Seating Arrangements – Reprise


"Name?"

The peasant had to ask?

"Ozai."

"Ozai… ah, father of the groom. Very nice. Congratulations."

"Thank you." He replied flatly.

"Let's see… you're at table nine. Would you mind signing the banner and guestbook first?" The young man gestured at the red satin tablecloth set out for guests to ink their names on. It was accompanied by a gilt-edged book of good wishes.

"I'll do that later," he added: "Thank you."

"Enjoy the evening." The young man at the table waved him off indifferently, talking to the next person in line. The ex-Fire Lord decided that if he ever found out who that impudent whelp was, he'd have him flayed, drawn, and quartered, then served in a pie.

Fortunately for the impudent whelp, Ozai was too happy to bother to remember.

Ozai muzzily weaved around the myriad tables, each foot carefully placing itself in front of the other while he kept his eye trained on the centerpiece that had a big number "9" on it. His table was near the front of the reception hall. He knew the servants had doubled the Firebending suppressant drug when he got up that morning, but he didn't know it would last this long, or affect him the way it was. It was like the angry, rabid tiger within him had been muzzled and bound and thrown into a soundproof cell in his chest to writhe and roar ineffectually. He watched the world as though through someone else's eyes, sensing his surroundings with numbed sight, smell, taste, touch, and hearing. His body was a slave to the drug. He could think like Ozai, the indignant father of the groom who had been prisoner in his own palace dungeon for the past two years, but none of his thoughts connected to his feelings or the rest of his dangerous body. It was extremely disconcerting to the ex-Fire Lord that his mind, heart and flesh were not in sync, and it only soured his thoughts further, whipping his imprisoned soul into a turbulent froth.

For one, he felt almost happy for his stupid weakling of a son. He didn't feel like killing anyone, especially not his fat, lazy traitor of a brother, and certainly not his treacherous prodigy of a daughter. He didn't feel like snapping the neck of the lovely bride, or beheading her kin; and even the Avatar looked like a happy little imp of a boy scooting around on that ball of air. The ex-Fire Lord blithely wondered if the Air monk would be willing to let him try that air scooter thingy too…

"Hi!" A voice called to him. "Sitting at table nine?"

Ozai hazily looked down. His feet had magically carried him to the table without even realizing it. "Uh… yeah."

"I'm Koko," the young girl smiled. "I'm from Kyoshi Island. These are my friends, but you can call them the Twinkies. What's your name?"

"Ozai," he replied shortly. He couldn't keep a stupid grin from spreading over his face. The word "Twinkies" kept playing over and over through his thoughts and as he surveyed the gaggle of giggling girls. They were dressed in frilly blue frocks, their locks curled and piled on their heads messily. Their noses were powdered, their lips painted, and a generous sprinkling of sparkles made them glisten in the warm lamplight. They looked for all the world like candied fruits. It made Ozai chuckle as he repeated the word "Twinkie" to himself.

"Well, have a seat, Mr. Ozai," Koko patted the chair next to her and the Firebender obediently sat down. The girls all shyly beamed at him, and he wondered what was so funny.

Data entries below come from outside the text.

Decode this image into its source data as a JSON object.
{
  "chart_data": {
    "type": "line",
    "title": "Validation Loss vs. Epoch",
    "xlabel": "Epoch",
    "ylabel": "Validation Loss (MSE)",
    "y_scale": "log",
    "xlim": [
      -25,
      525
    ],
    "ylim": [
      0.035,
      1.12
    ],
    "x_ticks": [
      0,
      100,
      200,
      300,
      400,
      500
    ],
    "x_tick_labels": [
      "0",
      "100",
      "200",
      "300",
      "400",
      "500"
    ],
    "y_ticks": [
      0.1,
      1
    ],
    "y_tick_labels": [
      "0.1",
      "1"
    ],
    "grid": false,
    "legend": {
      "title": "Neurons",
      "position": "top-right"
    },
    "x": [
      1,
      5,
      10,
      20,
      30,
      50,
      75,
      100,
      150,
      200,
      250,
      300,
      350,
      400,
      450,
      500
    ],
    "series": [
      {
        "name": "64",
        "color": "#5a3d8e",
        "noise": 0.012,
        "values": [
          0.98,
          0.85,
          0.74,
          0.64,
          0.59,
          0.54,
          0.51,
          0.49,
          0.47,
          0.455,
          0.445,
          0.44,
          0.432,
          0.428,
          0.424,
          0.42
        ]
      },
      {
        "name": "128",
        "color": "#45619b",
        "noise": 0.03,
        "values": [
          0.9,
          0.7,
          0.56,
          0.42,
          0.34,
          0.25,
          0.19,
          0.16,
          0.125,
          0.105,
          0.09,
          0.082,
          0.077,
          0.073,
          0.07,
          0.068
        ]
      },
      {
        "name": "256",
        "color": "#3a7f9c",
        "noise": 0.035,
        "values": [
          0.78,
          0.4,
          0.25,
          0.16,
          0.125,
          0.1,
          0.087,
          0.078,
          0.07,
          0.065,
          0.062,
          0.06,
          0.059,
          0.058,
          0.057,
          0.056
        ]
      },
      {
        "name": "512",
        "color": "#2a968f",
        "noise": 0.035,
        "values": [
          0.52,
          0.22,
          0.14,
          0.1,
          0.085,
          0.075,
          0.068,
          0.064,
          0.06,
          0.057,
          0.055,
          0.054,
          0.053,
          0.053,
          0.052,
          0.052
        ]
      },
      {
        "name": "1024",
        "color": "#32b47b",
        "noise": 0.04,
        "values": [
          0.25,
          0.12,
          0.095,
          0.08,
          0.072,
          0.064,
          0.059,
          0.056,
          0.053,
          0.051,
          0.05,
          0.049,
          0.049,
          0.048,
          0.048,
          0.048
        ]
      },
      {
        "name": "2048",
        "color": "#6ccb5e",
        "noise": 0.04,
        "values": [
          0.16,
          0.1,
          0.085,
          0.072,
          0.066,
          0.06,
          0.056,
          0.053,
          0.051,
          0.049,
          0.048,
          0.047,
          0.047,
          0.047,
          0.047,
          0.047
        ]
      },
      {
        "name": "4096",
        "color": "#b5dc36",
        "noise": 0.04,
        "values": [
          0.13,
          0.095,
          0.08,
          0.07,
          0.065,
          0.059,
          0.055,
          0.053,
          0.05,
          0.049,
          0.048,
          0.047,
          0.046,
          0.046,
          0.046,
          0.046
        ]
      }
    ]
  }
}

"Mr. Ozai, can I ask you a question?" One Twinkie sang coyly. He nodded dumbly.

"Um… why aren't you wearing a shirt?" Her cheeks went bright red and she hid her face. The other girls tittered and blushed and Ozai gazed back at them, unable to wipe the grin from his face.

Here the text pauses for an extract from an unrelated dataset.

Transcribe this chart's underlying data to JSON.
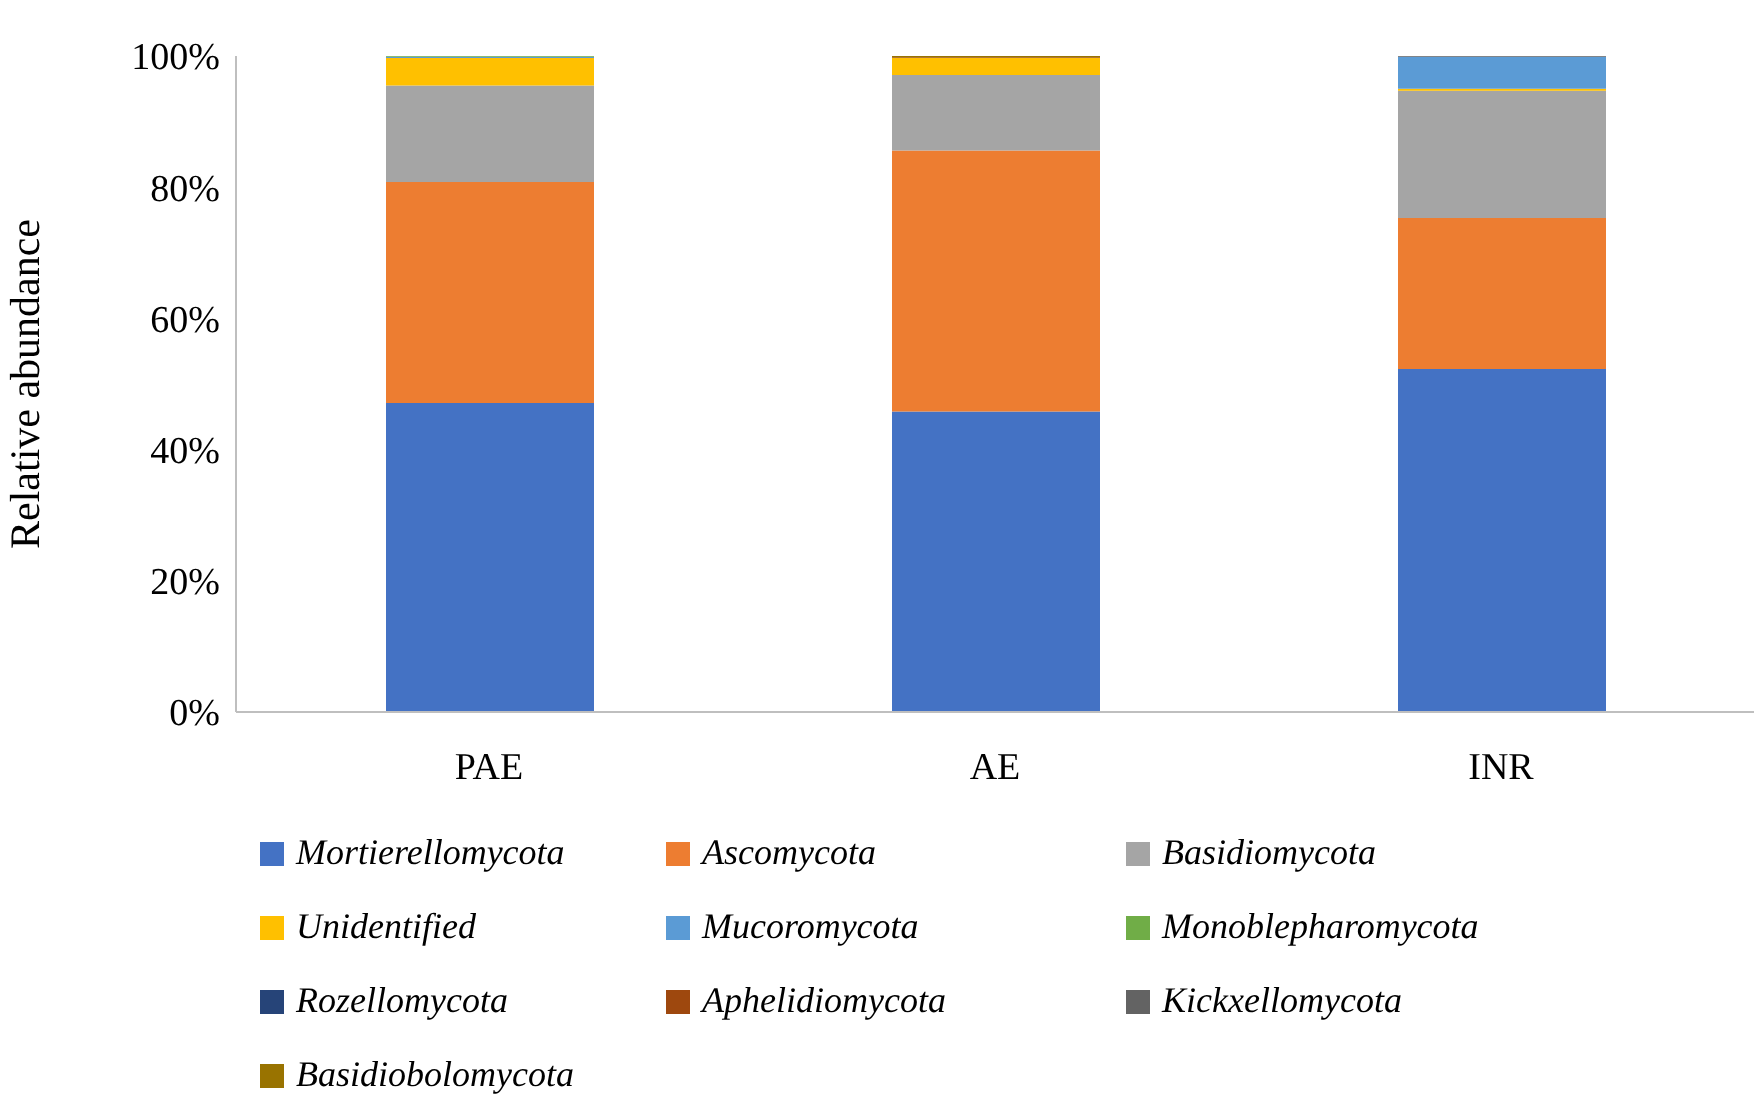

"It's hot in the Fire Nation, and I'm a Firebender. I never wear a shirt if I can help it. My son's wedding is no exception."

"You're Zuko's dad?" Koko asked incredulously. "Wow. Now we know where he gets his good looks from!"

Ozai beamed. In any other state, he would have flambéd the Twinkies on the spot and eaten them for dinner. He would have hung them all upside-down by their ankles and publicly whipped them for being too cute. He would have released them into the sparring arena and set a pair of ferocious sabretooth mongoose cheetahs on them just to see which one would outlast the others, and then flambé and eat her.

But he was too damn happy at that moment to do anything but sit and smile. Instead, he laughed and basked in the girls' doe-eyed admiration.

I think I might actually have some fun tonight, he mused to himself confusedly, whilst the madness within him howled and raged against its cage of drugged stupor.